Evaluating human-robot social interactions in a rigorous manner is notoriously
difficult: studies are either conducted in labs with constrained protocols to
allow for robust measurements and a degree of replicability, but at the cost of
ecological validity; or in the wild, which leads to superior experimental
realism, but often with limited replicability and at the expense of rigorous
interaction metrics.
In the frame of the DoRoThy project, we have conceptualised,
designed, implemented and applied a novel interaction paradigm, designed to
elicit rich and varied social interactions while having desirable scientific
properties (replicability, clear metrics). This paradigm focuses on both child-child and child-robot
interactions, and builds on what we call a sandboxed free-play environment.
The free-play sandbox is based on free play interactions: Pairs of children
(4-8 years old in our experiments) are invited to freely draw and interact with items
displayed on an interactive table, without any explicit goal set by the
experimenter.

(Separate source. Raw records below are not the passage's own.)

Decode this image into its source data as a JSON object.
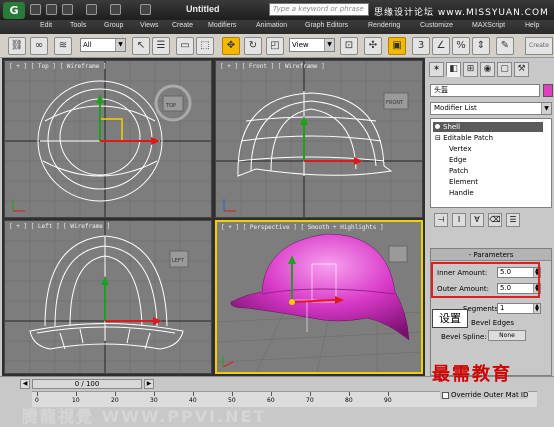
{
  "titlebar": {
    "app_letter": "G",
    "title": "Untitled",
    "search_placeholder": "Type a keyword or phrase",
    "watermark": "思缘设计论坛 www.MISSYUAN.COM"
  },
  "menu": [
    "Edit",
    "Tools",
    "Group",
    "Views",
    "Create",
    "Modifiers",
    "Animation",
    "Graph Editors",
    "Rendering",
    "Customize",
    "MAXScript",
    "Help"
  ],
  "toolbar": {
    "selection_filter": "All",
    "ref_coord": "View",
    "create_selection_set": "Create Selection"
  },
  "viewports": {
    "top": {
      "label": "[ + ] [ Top ] [ Wireframe ]",
      "cube": "TOP"
    },
    "front": {
      "label": "[ + ] [ Front ] [ Wireframe ]",
      "cube": "FRONT"
    },
    "left": {
      "label": "[ + ] [ Left ] [ Wireframe ]",
      "cube": "LEFT"
    },
    "perspective": {
      "label": "[ + ] [ Perspective ] [ Smooth + Highlights ]"
    }
  },
  "command_panel": {
    "object_name": "头盔",
    "modifier_list": "Modifier List",
    "stack": [
      "Shell",
      "Editable Patch",
      "Vertex",
      "Edge",
      "Patch",
      "Element",
      "Handle"
    ],
    "rollout_title": "Parameters",
    "inner_amount_label": "Inner Amount:",
    "inner_amount": "5.0",
    "outer_amount_label": "Outer Amount:",
    "outer_amount": "5.0",
    "segments_label": "Segments:",
    "segments": "1",
    "bevel_edges_label": "Bevel Edges",
    "bevel_spline_label": "Bevel Spline:",
    "bevel_spline_value": "None",
    "override_outer_label": "Override Outer Mat ID"
  },
  "tooltip": "设置",
  "timeline": {
    "slider": "0 / 100",
    "ticks": [
      "0",
      "10",
      "20",
      "30",
      "40",
      "50",
      "60",
      "70",
      "80",
      "90"
    ]
  },
  "watermarks": {
    "center": "腾龍視覺 WWW.PPVI.NET",
    "corner": "最需教育"
  },
  "colors": {
    "accent": "#f5b800",
    "highlight": "#e02020",
    "object": "#e040c0"
  }
}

The task is designed so that
children can engage in open-ended and non-directive play, yet it is
sufficiently constrained to be suitable for recording, and allows the
reproduction of social behaviour by an artificial agent in comparable
conditions.
Our interactive table is equipped with 3D cameras recording the faces and postures of the children,
and the quantity and thoughtfulness of information logged allows
to keep a track of every interaction happening around the game.
These advantages, combined with the openness of the proposed task, make
this setup a powerful tool to observe and quantify a large range of
social behaviours expressed by children when interacting in a natural
environment.
Using this innovative platform, we have conducted a large scale data collection campaign,
to build a first-in-this-kind dataset of social interactions, called the PInSoRo dataset: 120 children, from 4 to 8 years old,
have been recorded while playing either together, or with a robot. 45 hours of 3D video and audio
have been acquired, including close to 2 millions frames of faces. Using a new coding scheme,
developed during the project, this dataset is now being annotated by hand with the hundreds of
social micro-episodes that took place between the children and the robot.